Novos produtos menos ideais, menos perfeitos, menos alinhados com os parâmetros de beleza estão ganhando espaço. “A empresa Imperfect Foods, sediada em San Francisco, Califórnia, está crescendo exponencialmente, comercializando por preços mais baixos produtos que seriam jogados no lixo, porque não se encaixam nos padrões dos supermercados”, exemplifica Sanches.
Outra tendência observada é a preocupação com a preservação - tanto a própria, do corpo, como do meio ambiente. A empolgação com a tecnologia está cedendo espaço para a desconfiança. A obsessão pela produtividade ganhou um termo novo, “produtividade tóxica”, e dá lugar à busca por mais saúde mental.
Isso já molda campanhas. “Mais do que nunca estamos valorizando conexões e relações”, afirma Márcio Santoro, copresidente e CEO da Agência Africa.
Aprender a saborear as coisas mais simples foi a mensagem que a AlmapBBDO buscou passar numa peça que desenvolveu para o uísque Johnnie Walker. A propaganda encerra com o comentário do astronauta americano John Daniel Olivas, que acumulou 670 horas em cápsulas, estação orbital e caminhadas no espaço. Do que sentiu mais falta, diz ele no vídeo, foram as coisas simples que costumamos não prestar atenção no cotidiano. “Eu sei o que é isolamento, disso eu entendo”, conclui.
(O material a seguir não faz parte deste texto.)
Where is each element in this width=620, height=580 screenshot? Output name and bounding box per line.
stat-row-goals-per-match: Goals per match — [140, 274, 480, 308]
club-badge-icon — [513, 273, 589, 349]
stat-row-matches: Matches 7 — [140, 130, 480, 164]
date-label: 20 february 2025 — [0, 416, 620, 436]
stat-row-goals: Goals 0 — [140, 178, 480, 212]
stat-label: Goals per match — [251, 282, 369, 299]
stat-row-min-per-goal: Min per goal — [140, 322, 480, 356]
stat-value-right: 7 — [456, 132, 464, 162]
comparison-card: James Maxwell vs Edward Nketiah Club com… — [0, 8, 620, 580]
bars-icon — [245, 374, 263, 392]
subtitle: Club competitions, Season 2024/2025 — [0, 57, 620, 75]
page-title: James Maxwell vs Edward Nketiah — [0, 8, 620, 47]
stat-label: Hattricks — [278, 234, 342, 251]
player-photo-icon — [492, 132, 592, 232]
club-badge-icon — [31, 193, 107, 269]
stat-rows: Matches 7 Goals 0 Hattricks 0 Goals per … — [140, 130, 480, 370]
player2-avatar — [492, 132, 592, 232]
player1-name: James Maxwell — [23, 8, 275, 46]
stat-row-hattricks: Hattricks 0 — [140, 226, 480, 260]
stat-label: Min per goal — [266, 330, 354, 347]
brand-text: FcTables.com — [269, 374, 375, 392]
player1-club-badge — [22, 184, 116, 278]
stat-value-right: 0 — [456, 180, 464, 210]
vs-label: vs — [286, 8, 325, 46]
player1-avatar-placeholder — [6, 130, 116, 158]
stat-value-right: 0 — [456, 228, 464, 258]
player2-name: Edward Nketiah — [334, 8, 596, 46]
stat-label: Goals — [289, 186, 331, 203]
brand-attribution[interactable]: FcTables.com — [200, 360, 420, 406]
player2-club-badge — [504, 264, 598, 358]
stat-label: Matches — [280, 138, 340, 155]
Sanches afirma que todos estão aprendendo a sintonizar o tom para se comunicar com as pessoas. “É necessário mais delicadeza”, recomenda. O chairman da AlmapBBDO vê um cenário mais turbulento no segundo semestre, com a aproximação das eleições de 2022 e a economia do país estagnada.
“As pessoas estão com muito pouca tolerância”, diz. “O mundo costumava ter muitas nuances de cinza, de repente ficou tudo preto ou branco, muito extremismo.”
“O ano de 2020 não acabou”, observa Hugo Rodrigues, CEO da WMcCann. “E continuamos batendo cabeça em termos globais e no Brasil. Temos visto mais extremismos que união, mais egoísmo que compaixão.”